Verifying Data Persistence

  1. View the deployed application and EVS volume files.

    1. Run the following command to view the created pod:
      kubectl get pod | grep statefulset-evs
      Expected output:
      statefulset-evs-0          1/1     Running   0             45s
      statefulset-evs-1          1/1     Running   0             28s
    2. Run the following command to check whether the EVS volume has been mounted to the /data path:
      kubectl exec statefulset-evs-0 -- df | grep data

      Expected output:

      /dev/sdd              10255636     36888  10202364   0% /data
    3. Run the following command to view the files in the /data path:
      kubectl exec statefulset-evs-0 -- ls /data

      Expected output:

      lost+found

  2. Run the following command to create a file named static in the /data path:

    kubectl exec statefulset-evs-0 --  touch /data/static

  3. Run the following command to view the files in the /data path:

    kubectl exec statefulset-evs-0 -- ls /data

    Expected output:

    lost+found
    static

  4. Run the following command to delete the pod named web-evs-auto-0:

    kubectl delete pod statefulset-evs-0

    Expected output:

    pod "statefulset-evs-0" deleted

  5. After the deletion, the StatefulSet controller automatically creates a replica with the same name. Run the following command to check whether the files in the /data path have been modified:

    kubectl exec statefulset-evs-0 -- ls /data

    Expected output:

    lost+found
    static

    If the static file still exists, the data in the EVS volume can be stored persistently.

Related Operations

You can also perform the operations listed in Table 3.
Table 3 Related operations

Operation

Description

Procedure

Expanding the capacity of an EVS disk

Quickly expand the capacity of a mounted EVS disk on the CCE console.

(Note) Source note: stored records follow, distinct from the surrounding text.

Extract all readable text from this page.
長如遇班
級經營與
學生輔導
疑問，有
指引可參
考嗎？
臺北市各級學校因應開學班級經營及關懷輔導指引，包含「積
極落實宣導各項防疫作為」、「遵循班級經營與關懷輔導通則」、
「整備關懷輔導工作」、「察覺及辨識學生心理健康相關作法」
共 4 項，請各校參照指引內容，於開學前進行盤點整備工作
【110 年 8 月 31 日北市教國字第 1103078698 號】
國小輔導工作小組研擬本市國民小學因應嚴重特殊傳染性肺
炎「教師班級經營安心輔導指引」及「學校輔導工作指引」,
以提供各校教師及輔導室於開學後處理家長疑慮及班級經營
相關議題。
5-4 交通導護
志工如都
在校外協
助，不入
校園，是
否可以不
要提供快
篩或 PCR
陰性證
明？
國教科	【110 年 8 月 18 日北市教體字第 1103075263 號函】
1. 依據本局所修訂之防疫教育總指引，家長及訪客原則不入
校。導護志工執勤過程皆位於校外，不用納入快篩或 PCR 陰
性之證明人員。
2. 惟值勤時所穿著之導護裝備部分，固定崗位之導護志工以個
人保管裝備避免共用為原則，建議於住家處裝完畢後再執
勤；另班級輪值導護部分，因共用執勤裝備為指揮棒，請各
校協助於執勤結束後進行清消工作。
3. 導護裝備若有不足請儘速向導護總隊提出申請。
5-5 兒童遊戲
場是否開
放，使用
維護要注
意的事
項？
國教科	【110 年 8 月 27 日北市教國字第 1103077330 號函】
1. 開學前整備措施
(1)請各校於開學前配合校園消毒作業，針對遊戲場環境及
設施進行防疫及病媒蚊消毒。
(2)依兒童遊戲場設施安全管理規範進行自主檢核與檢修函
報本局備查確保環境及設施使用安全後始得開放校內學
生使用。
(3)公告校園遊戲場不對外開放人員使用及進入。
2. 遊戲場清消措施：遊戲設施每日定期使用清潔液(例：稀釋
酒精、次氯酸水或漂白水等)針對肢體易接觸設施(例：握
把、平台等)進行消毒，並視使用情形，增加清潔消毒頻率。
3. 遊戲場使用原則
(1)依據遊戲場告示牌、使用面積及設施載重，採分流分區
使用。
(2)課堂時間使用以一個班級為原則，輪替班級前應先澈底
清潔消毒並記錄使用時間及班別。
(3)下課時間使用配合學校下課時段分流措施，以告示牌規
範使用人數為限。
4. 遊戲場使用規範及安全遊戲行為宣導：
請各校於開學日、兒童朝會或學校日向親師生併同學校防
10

  1. Choose Storage in the navigation pane and click the PVCs tab. Click More in the Operation column of the target PVC and select Scale-out.
  2. Enter the capacity to be added and click OK.

Viewing events

You can view event names, event types, number of occurrences, Kubernetes events, first occurrence time, and last occurrence time of the PVC or PV.

  1. Choose Storage in the navigation pane and click the PVCs or PVs tab.
  2. Click View Events in the Operation column of the target PVC or PV to view events generated within one hour (event data is retained for one hour).

Viewing a YAML file

You can view, copy, and download the YAML files of a PVC or PV.

  1. Choose Storage in the navigation pane and click the PVCs or PVs tab.
  2. Click View YAML in the Operation column of the target PVC or PV to view or download the YAML.